Favria, 30.05.2022  Giorgio Cortese

Buona giornata. Ogni giorno tutto quello che vedo è un miracolo e non esiste un altro giorno uguale. Allora mi devo sforzare di viverlo come se fosse l’ultimo dando valore ad ogni attimo. Felice lunedì.

Il lamassù  apotropaico.

I lamassù erano nell’Antica Mesopotamia delle statue imponenti di diversi metri che venivano poste vicino alle entrate o lungo i principali passaggi o corridoi degli altrettanto giganteschi e straordinari Palazzi assiri, per sorvegliarli e proteggerli da tutti gli spiriti maligni e malvagi che potevano portare il male a corte. Per questi antichi popoli le statue dei Lamassù riunivano in loro tutta la forza che si trovava in cielo e sulla terra e quindi avevano un grande potere soprannaturale. Se andiamo a guardarli con più attenzione notiamo che queste statue hanno un aspetto diciamo ibrido, nel senso che è un miscuglio in quanto hanno la testa e il volto umani con indosso un copricapo regale con delle corna, che sta ad indicare i poteri divini e un corpo di un animale a quattro zampe con degli artigli o degli zoccoli e con due grandi ali.
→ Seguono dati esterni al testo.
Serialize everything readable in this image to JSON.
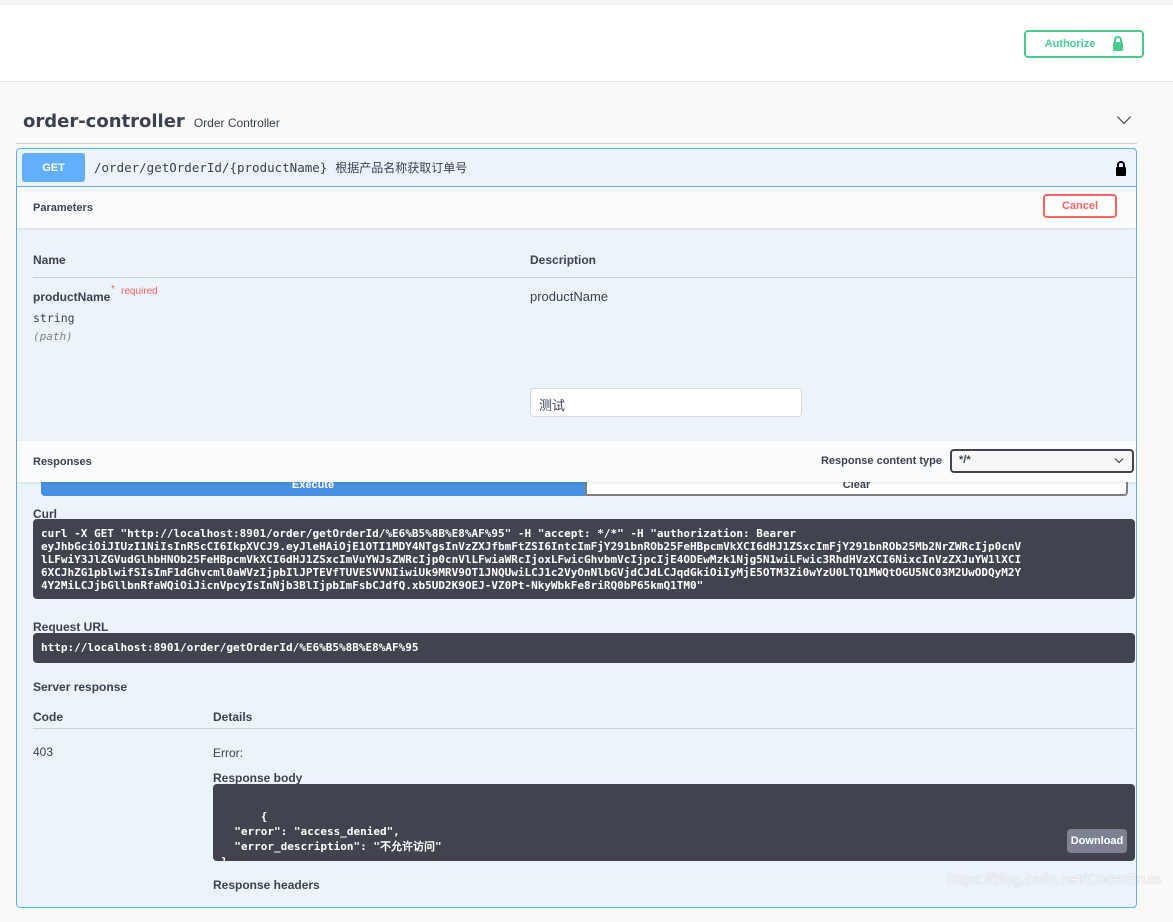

Guardando le statue che potevano essere realizzate dopo un lungo lavoro su grandi massi di alabastro o di altro materiale come il gesso, vediamo la grande abilità degli antichi artisti mesopotamici nel realizzare tutte le decorazioni e i dettagli molto ricchi. Meravigliosi sono i vari dettagli sulla capigliatura, sui finimenti che cingono il corpo dell’animale o quelli delle ali. Una bella curiosità sui Lamassù è anche quella che avevano cinque zampe raffigurate in una determinata posizione. Questa era stata una grande idea degli artisti in modo da poter raffigurare le statue in due pose diverse, in base a come si osservavano. Infatti vediamo che il Lamassù visto frontale ha una posizione di arresto, ferma mentre se lo osserviamo di lato vediamo che è in movimento. Questo particolare effetto si ha grazie all’intuizione degli artisti di allineare perfettamente le due zampe anteriori in modo che di lato se ne veda una soltanto. I lamassù erano apotropaici, parola che significa che  annulla o allontana influssi maligni. Il lemma deriva dal greco antico apotropaios che allontana, composto di apo da trepein allontanare.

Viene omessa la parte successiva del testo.